Before there was iTunes, there was Winamp: a compact media player developed by Nullsoft.
Winamp was first released in 1997 and set itself apart from the crowd with a skinnable interface, as well as its infamous Winamp catchcry every time the software booted up: "it really whips the llama's ass".
With support for a multitude of formats from AAC, MIDI and WAV, Winamp saw its popularity boom in the halcyon days of the late 1990s when MP3 file sharing really took off. The program was small, meaning that it was one of the quickest media players on the market.
Winamp was bought out by AOL in 1999 in a deal worth US$400 million — this also included the acquisition of now-defunct internet radio website Spinner.com. Incidentally, that service was also shut down by AOL in August 2013.
Winamp versions for Android and Mac followed years later after the AOL acquisition, but the media player never again reached the same height of popularity that it had in the late 1990s.
The closure announcement was made on Winamp's website, which read:
Winamp.com and associated web services will no longer be available past December 20, 2013. Additionally, Winamp Media players will no longer be available for download. Please download the latest version before that date.

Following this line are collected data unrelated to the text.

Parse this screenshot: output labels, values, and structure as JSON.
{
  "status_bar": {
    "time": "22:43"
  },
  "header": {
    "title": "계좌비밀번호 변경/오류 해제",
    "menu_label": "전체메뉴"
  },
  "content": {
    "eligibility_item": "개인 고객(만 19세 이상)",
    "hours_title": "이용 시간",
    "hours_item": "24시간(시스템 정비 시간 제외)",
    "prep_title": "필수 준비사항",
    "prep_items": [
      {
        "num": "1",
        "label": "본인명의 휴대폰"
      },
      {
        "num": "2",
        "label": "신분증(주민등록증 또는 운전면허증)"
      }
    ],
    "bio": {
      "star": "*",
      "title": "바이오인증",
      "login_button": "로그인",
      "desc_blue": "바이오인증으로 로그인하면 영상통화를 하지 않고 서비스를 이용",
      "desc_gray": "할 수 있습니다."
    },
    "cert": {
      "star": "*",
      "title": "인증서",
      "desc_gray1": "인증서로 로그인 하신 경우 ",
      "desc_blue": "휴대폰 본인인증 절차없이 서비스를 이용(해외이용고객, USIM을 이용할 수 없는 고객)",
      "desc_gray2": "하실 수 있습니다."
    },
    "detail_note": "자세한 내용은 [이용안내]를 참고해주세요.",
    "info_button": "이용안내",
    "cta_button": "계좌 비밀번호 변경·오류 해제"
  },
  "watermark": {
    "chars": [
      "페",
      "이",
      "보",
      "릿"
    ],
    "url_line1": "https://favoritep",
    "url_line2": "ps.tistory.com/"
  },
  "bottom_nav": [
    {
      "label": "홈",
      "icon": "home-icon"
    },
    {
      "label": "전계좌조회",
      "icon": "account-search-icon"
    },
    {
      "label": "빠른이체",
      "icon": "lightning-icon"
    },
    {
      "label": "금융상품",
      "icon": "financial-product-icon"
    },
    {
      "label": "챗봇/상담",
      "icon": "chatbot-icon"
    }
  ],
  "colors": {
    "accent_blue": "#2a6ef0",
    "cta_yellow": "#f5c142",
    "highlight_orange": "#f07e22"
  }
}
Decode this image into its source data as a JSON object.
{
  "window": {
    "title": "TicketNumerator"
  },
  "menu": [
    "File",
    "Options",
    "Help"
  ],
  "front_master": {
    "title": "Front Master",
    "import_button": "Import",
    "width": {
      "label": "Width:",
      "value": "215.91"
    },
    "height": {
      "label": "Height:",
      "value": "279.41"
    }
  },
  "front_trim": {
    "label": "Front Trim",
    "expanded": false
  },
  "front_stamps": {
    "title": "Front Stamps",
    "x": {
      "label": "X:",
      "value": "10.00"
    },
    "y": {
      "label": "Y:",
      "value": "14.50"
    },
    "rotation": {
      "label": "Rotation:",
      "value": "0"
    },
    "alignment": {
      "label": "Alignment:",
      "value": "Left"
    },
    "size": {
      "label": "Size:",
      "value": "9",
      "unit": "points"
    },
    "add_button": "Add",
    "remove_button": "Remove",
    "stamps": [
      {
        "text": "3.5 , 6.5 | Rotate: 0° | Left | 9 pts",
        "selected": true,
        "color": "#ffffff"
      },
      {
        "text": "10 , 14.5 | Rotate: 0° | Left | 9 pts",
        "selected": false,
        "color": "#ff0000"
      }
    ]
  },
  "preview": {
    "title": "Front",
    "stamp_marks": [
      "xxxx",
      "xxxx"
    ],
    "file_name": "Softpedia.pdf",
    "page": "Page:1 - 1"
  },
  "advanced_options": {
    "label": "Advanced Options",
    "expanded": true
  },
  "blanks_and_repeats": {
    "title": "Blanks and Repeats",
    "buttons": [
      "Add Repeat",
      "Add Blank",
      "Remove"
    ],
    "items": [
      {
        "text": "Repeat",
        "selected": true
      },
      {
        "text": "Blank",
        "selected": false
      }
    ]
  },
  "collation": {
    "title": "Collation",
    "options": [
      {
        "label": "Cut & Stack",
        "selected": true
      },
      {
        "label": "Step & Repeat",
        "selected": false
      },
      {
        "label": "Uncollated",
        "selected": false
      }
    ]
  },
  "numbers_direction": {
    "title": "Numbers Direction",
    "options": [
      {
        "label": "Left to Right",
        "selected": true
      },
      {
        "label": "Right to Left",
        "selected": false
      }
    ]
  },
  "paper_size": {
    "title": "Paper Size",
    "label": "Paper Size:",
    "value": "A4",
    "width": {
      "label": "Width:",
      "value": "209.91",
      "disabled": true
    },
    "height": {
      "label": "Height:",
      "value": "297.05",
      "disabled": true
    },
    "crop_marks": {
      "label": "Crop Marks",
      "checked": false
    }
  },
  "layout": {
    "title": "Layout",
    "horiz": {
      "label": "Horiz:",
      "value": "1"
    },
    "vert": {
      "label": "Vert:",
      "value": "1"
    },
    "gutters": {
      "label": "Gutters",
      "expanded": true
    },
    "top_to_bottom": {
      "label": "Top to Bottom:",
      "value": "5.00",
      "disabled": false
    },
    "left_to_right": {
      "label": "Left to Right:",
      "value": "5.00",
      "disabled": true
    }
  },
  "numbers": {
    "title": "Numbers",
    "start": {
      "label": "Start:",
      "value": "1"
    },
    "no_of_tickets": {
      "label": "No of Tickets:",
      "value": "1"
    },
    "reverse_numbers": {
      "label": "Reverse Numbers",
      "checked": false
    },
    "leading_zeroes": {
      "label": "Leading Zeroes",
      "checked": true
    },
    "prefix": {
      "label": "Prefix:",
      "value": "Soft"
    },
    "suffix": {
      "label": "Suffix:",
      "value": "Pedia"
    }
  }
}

See release notes for latest improvements to this last release. Thanks for supporting the Winamp community for over 15 years.
Ars Technica confirmed the closure with Geno Yoham, general director of Winamp.
The classic Winamp interface.
Nullsoft's relationship with AOL appeared troubled even in 2003 when Gnutella author and Winamp developer Justin Frankel wrote about his struggles on his website. "The company controls the most effective means of self-expression I have," he said. "This is unacceptable to me as an individual; therefore, I must leav (sic)."
"I don't know when it will be, but I'm not going to last much longer. I have nothing but respect for the company — I've just come to realise that it is time to do something different." Frankel left soon after Winamp 5.0 was released in 2003.
According to Ars Technica, Winamp still has millions of users worldwide, while former employees estimate its yearly revenue at US$6 million.
AOL will shut down Winamp on 20 December. Until then, the software is still available for download, alongside a library of thousands of skins.